Proactively reported newly found vulnerabilities, fostering swift remediation efforts across the organization.
- Python Scripting and Data Governance: Developed Python scripts to automate various critical functions within Burp Enterprise,
including querying GraphQL for data, configuring scans, and generating comprehensive reports. Implemented a customized data
governance solution by scripting the linkage of issues and their counts to Power BI, providing actionable insights for informed
decision-making.
- Security Health Check Initiatives: Successfully executed comprehensive security health check initiatives, providing senior
management with actionable insights into the organization's security posture. These initiatives not only identified vulnerabilities but
also offered strategic recommendations to enhance our overall security resilience, ensuring alignment with industry best practices
and regulatory compliance.
- Software Consultant for Global Clients: Provided consulting services to three prominent international clients, focusing on enhancing
their software security and infrastructure.
- Application Penetration Testing: Conducted thorough application penetration testing using advanced vulnerability scanners to
proactively identify and mitigate system threats, preventing potential exploitation.
- SaaS ERP Development: Developed SaaS-based ERP solutions for diverse industry clients by leveraging the power of open-source
communities, ensuring cost-effective and scalable software solutions.
- Client-Centric Security Measures: Tailored website defense strategies by carefully considering client concerns and unique
requirements, resulting in robust security protocols to safeguard against cyber threats.

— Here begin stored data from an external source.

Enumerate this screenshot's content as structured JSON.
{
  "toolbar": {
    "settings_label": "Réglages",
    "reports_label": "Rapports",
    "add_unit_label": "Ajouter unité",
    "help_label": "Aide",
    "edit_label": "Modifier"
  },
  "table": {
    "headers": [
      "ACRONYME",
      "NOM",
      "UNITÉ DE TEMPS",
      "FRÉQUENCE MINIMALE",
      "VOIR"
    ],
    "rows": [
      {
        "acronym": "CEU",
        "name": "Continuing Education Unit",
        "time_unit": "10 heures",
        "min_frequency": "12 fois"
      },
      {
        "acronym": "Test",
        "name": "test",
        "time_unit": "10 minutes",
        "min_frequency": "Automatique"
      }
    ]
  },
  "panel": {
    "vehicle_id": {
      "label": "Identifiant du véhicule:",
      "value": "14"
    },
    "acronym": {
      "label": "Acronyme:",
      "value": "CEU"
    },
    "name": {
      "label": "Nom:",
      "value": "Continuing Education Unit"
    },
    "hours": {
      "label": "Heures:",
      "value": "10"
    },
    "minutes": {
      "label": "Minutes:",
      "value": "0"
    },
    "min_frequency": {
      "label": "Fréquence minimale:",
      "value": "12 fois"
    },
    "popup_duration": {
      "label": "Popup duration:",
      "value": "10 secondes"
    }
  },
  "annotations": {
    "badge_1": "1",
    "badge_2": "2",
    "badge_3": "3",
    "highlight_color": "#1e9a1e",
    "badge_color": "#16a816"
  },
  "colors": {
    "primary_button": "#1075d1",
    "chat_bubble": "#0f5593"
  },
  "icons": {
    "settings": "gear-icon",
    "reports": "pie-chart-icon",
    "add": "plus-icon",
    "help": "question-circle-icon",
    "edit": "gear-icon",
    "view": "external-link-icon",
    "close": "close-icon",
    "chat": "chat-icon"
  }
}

- Regular Security Scanning: Conducted routine security scans on client websites to identify and address security risks, ensuring
continuous protection against evolving threats.
- Strategic Technical Design: Led the development of strategic technical designs for small-scale projects, collaborating effectively
within the team. Actively participated in Secure Code Reviews, ensuring the implementation of secure coding practices.
- CMS Expertise: Utilized expertise in content management systems (CMS) such as Drupal and WordPress to create and manage
content for internal websites, enhancing overall site functionality.
- Stakeholder Collaboration: Consulted with stakeholders to evaluate current functionality and complexities related to feature
additions, providing valuable insights for informed decision-making.
- Architectural Guidance: Offered high-level architectural guidance and developed detailed specifications to address software
challenges effectively, optimizing software solutions.
- Process Improvement Leadership: Spearheaded process improvement initiatives for development and application monitoring,
enhancing operational efficiency and quality assurance.
- Knowledge Sharing: Promoted knowledge sharing within the team through mentorship, coaching, technical talks, and blogging,
fostering continuous learning and growth
- Efficient eCommerce Project Delivery: Orchestrated the rapid development of an eCommerce project tailored for User Acceptance
Testing (UAT), ensuring timely and efficient deployment.
- ERP Integration and API Design: Proficiently coded functionalities related to ERP systems while designing APIs to facilitate seamless
data exchange.
- Data Analysis and Quality Assurance: Conducted in-depth data analysis and executed compatibility and quality assurance testing,
guaranteeing robust software performance.
- Technology Recommendations: Collaborated on requirements and initial mock-ups, providing valuable technology
recommendations to optimize system performance.
- API Testing: Leveraged SoapUI for rigorous API testing, assessing software progression and readiness for the next stage of
development.
- Client Training and CMS Expertise: Delivered client training on Content Management Systems (CMS) and conducted
comprehensive Phase I activity reviews to ensure client satisfaction and project success.